Segundo o Juiz Márcio da Silva Alexandre, o CNJ tomou conhecimento da situação das unidades de internação de adolescentes em Sergipe através de noticias da imprensa local das constantes rebeliões, principalmente devido à greve dos agentes de segurança. “Assim que tivemos a ciência dos fatos entramos em contato a Coordenadoria da Juventude do TJSE, que nos relatou a situação caótica que estamos verificando aqui. Tem muito presídio melhor do que o Cenam, os menores estão abandonados, esquecidos nas celas. Fica humanamente impossível tentar recuperar qualquer adolescente dessa forma. O Estado precisa tomar alguma providência urgente. Será a sociedade sergipana que sofrerá as conseqüências disso”, afirmou o magistrado.

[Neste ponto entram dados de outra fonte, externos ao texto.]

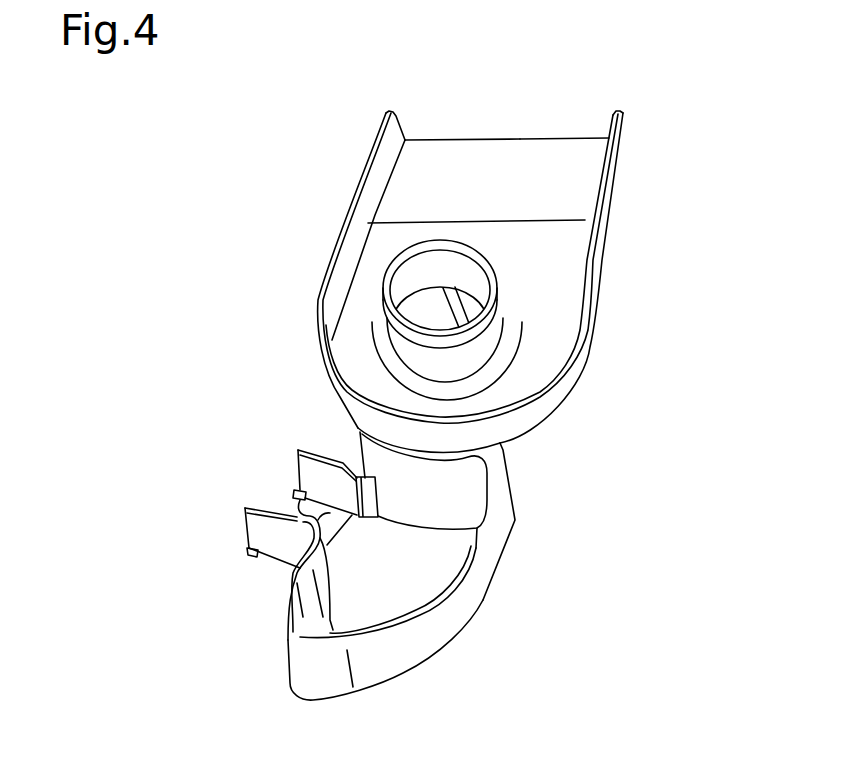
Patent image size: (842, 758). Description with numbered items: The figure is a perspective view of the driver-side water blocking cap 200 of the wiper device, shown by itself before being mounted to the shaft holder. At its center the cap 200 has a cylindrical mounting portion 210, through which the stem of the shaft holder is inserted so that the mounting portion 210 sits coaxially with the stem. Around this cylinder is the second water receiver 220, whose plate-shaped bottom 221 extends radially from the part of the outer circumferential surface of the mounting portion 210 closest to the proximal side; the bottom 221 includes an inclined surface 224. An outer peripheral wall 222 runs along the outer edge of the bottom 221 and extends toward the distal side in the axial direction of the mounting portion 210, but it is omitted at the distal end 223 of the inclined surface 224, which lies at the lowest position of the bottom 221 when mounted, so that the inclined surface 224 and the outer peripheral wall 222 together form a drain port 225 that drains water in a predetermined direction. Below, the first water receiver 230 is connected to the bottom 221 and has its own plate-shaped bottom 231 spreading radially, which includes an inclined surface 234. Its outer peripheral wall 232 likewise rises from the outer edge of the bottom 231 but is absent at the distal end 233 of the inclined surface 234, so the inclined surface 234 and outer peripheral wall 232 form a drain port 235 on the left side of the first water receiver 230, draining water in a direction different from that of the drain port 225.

The water blocking cap 200 is at (295, 273).
The mounting portion 210 is at (488, 300).
The second water receiver 220 is at (592, 348).
The bottom 221 is at (562, 230).
The outer peripheral wall 222 is at (623, 123).
The distal end 223 is at (487, 138).
The inclined surface 224 is at (548, 152).
The drain port 225 is at (442, 122).
The first water receiver 230 is at (508, 543).
The bottom 231 is at (387, 608).
The outer peripheral wall 232 is at (505, 487).
The distal end 233 is at (296, 508).
The inclined surface 234 is at (300, 528).
The drain port 235 is at (232, 525).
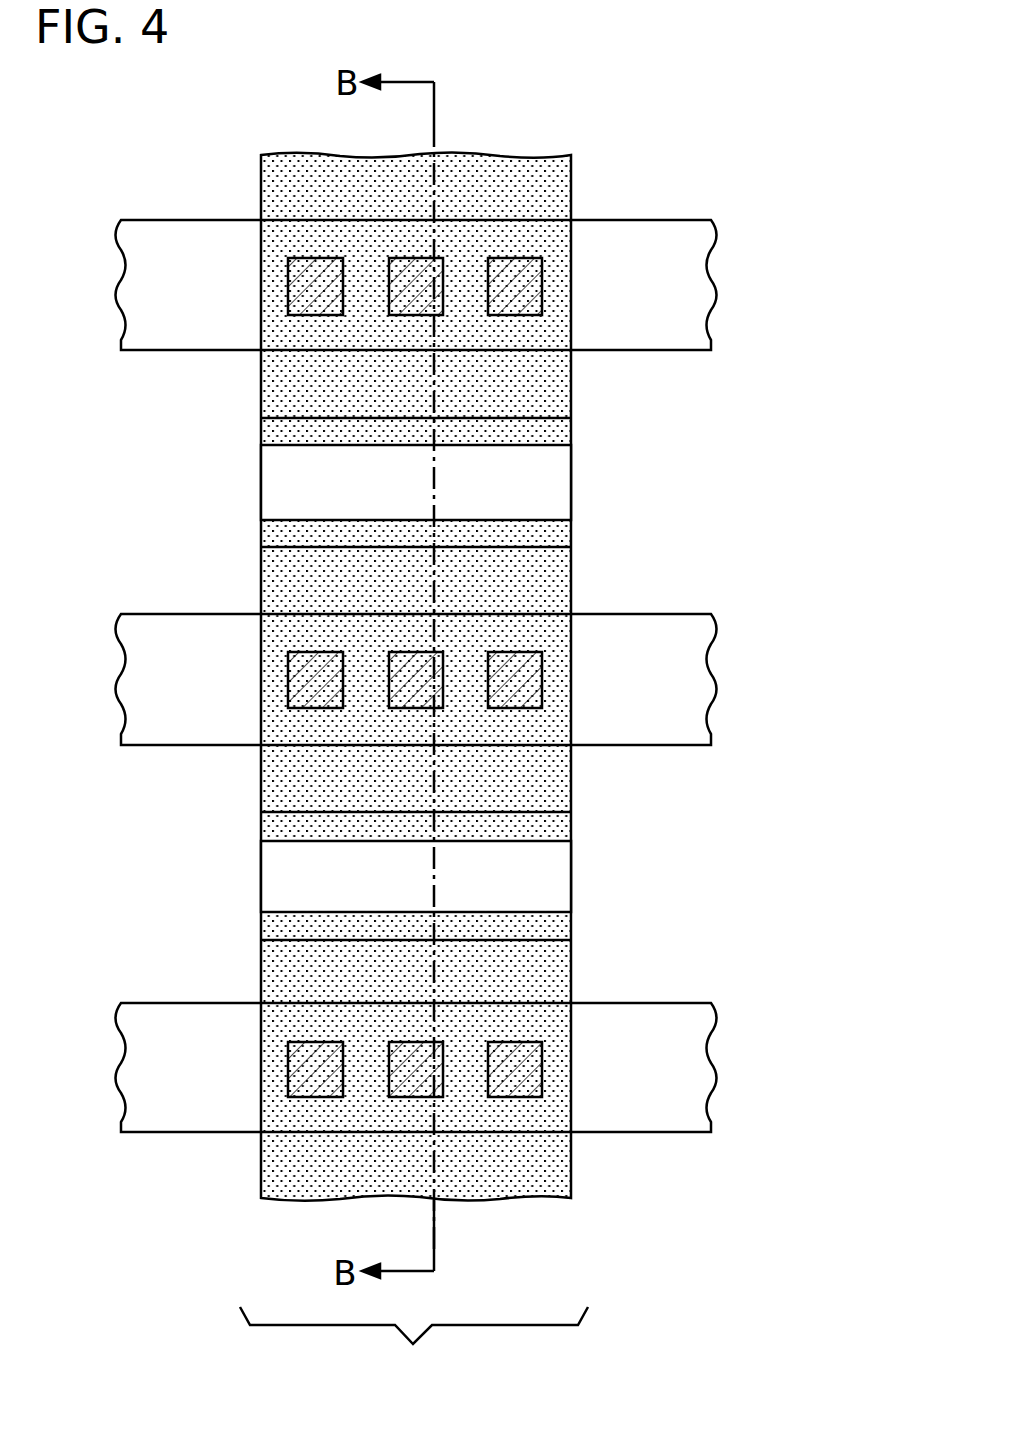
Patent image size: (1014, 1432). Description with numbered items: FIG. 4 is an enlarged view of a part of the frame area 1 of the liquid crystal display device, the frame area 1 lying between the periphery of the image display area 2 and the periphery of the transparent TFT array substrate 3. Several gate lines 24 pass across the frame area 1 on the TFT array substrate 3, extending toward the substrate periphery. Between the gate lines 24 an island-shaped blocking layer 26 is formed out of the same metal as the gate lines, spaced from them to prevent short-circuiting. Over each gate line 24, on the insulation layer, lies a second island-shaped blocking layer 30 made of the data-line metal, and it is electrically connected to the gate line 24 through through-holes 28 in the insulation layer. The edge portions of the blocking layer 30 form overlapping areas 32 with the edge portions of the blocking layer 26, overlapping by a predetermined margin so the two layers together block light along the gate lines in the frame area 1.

Ainda de acordo com o Juiz Auxiliar do CNJ, o Conselho não tem poder coercitivo sobre outro poder. “O objetivo da inspeção e da visita a Sergipe é de sensibilizar e apoiar o Executivo para que sejam implantadas soluções imediatas para resolver esse problema”, explicou.

Com relação a Usip, a Juíza Auxiliar do CNJ, Marina Gurgel, relatou que a unidade está destruída devido às rebeliões, com os adolescentes segregados em celas, sem acesso ao banho de sol, fazendo as refeições dentro das celas, sem receber visitas dos familiares e sem saber sobre o andamento dos seus processos. “Verificamos também que existem adolescentes internos provisoriamente estão com excesso de prazo, alguns deles com muito mais do que 45 dias, inclusive com decisão judicial, que é uma situação questionável sobre a perspectiva do ECA. Notamos a ausência da Defensoria Pública local e em um momento posterior vamos poder colocar essa situação para eles. Isso que está acontecendo aqui não é ressocialização”, ponderou a representante do CNJ, acrescentando que a esperança é a realização de um encontro ainda hoje (29/10) com o governador e com todas as instituições envolvidas com o sistema socioeducativo, presidência da Fundação Renascer e com o Diretor da Unidade.

A Juíza do TJSE Vânia Barros disse que este é o pior momento do sistema socioeducativo em Sergipe. Sobre o excesso de prazo das internações provisórias, ela esclareceu que “do contingente de internados provisórios, o extrapolamento dos prazos é uma minoria, que deve ser vencida. Se algum adolescente está internado por mais de 45 dias, tem um juiz, um promotor e um defensor responsável por isso. Se um juiz mantém a internação provisória para além do prazo legal, caberia à Defensoria, o Ministério Público e até à Fundação Renascer impetrar Habeas Corpus em favor dos adolescentes, e, se ainda assim, o Tribunal mantiver a internação, deve-se recorrer para as cortes superiores. Todos devem trabalhar no sentido de que a lei seja cumprida, mas com uma preocupação maior de que se ofereça condições adequadas para que as medidas sejam cumpridas”, explicou a magistrado do TJSE.

À tarde, além da tentativa de serem recebidos pelo governador de Sergipe, os representantes do CNJ terão uma reunião com a Coordenadoria da Infância e Juventude (CIJ), da 17ª Vara Cível e membros da Corregedoria do TJSE, além de integrantes do Centro de Apoio Operacional da Infância e Adolescência do MPE/SE, da Procuradoria-Geral do Estado, da Fundação Renascer e do próprio Cenam.